We are still, of course, a small blog and I anticipate that we will be for the life of Israel Thrives. This is not the least little bit surprising as my friend David Swindle, of PJ Media, could tell you, because we represent a niche of a niche.
Nonetheless, Israel Thrives is part of a larger network of thinkers and writers that are concerned about the well-being of the Jews in the Middle East (if not the Jewish people, more generally) and that addresses the many centuries long Arab-Muslim aggression against us.
What we are doing here is having a conversation about a topic that is of particular concern for people throughout the world. I have no agenda beyond the fact that I want the Jews of the Middle East to live in peace without having to constantly fight off violent and diplomatic and economic aggression by the far larger hostile majority population in that part of the world and their allies in the west.
What we need to do, it seems to me, is nudge western public perception around the conflict toward a direction that more closely resembles historical and contemporary reality. That is, we need to endeavor to get people to understand that the Jews of the Middle East are not militaristic interlopers in that part of the world, but the indigenous population that has been under constant assault by a far larger invading power for fourteen hundred years.
The Jews have at least 3,500 years on Jewish land and we need to advocate for Jewish sovereignty on that land.

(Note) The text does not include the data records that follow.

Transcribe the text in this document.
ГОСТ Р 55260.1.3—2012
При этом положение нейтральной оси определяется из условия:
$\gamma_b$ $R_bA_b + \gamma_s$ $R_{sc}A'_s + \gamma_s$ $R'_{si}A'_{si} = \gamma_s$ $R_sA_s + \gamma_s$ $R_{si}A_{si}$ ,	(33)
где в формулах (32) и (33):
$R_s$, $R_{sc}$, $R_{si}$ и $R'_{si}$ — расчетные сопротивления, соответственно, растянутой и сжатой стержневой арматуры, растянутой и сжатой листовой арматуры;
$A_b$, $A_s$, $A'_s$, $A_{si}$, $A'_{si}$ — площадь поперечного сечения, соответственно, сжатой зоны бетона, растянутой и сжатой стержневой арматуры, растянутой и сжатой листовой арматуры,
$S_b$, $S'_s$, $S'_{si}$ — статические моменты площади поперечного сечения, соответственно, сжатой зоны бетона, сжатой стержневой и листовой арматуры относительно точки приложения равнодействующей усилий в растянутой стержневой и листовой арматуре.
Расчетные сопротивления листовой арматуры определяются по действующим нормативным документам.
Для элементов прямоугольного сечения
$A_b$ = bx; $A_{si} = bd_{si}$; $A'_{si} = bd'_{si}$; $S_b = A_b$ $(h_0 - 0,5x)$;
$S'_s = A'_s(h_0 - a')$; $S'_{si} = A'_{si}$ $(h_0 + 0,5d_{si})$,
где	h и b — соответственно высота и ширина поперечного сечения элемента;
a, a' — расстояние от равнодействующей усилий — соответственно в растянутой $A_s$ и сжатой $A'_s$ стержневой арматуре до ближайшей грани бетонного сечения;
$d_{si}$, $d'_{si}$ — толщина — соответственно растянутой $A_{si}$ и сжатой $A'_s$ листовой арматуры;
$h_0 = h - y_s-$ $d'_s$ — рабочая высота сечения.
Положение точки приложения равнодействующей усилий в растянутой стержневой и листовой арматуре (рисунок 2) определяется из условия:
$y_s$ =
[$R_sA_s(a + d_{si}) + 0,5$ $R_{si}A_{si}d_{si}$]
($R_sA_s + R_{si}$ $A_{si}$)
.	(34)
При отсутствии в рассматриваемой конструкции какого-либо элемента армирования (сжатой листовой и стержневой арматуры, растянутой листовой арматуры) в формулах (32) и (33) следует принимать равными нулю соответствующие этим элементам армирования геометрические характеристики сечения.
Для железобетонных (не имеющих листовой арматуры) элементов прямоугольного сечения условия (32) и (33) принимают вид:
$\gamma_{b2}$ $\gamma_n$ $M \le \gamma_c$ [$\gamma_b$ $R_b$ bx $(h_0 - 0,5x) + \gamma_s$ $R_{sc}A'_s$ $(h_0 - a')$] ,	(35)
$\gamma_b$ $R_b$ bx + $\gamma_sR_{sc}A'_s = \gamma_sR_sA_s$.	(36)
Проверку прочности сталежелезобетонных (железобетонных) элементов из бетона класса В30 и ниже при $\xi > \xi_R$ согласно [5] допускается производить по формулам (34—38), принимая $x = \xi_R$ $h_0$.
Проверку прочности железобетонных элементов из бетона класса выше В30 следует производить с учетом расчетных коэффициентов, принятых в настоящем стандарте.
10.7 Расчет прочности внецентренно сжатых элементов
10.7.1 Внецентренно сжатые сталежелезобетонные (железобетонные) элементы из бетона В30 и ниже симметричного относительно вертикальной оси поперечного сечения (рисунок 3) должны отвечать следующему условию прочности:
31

This does not imply, or suggest, opposition to a two-state solution, but it does suggest that Jewish people throughout the world are entitled to our historical homeland and that aggression against us should be met with total resolve.
If Israel wishes to give up a portion of her tiny bit of land for another Arab state, that is fine with me so long as it actually leads to something resembling peace. But the stakes are far too high and our alliances are far too weak. Israel, under the Obama administration, cannot count on the goodwill of the United States. While the US military maintains a close and friendly relationship with Israel, the US Department of State does not, and neither does the Obama White House.
But, in the mean time, this blog continues to gather attention and my anticipation is that it will expand in readership on into the future. The reason for that is because we have thrown off the Delusions of Oslo and thus seek an understanding of the conflict that is fresh and not grounded in the failed conceptions of the past.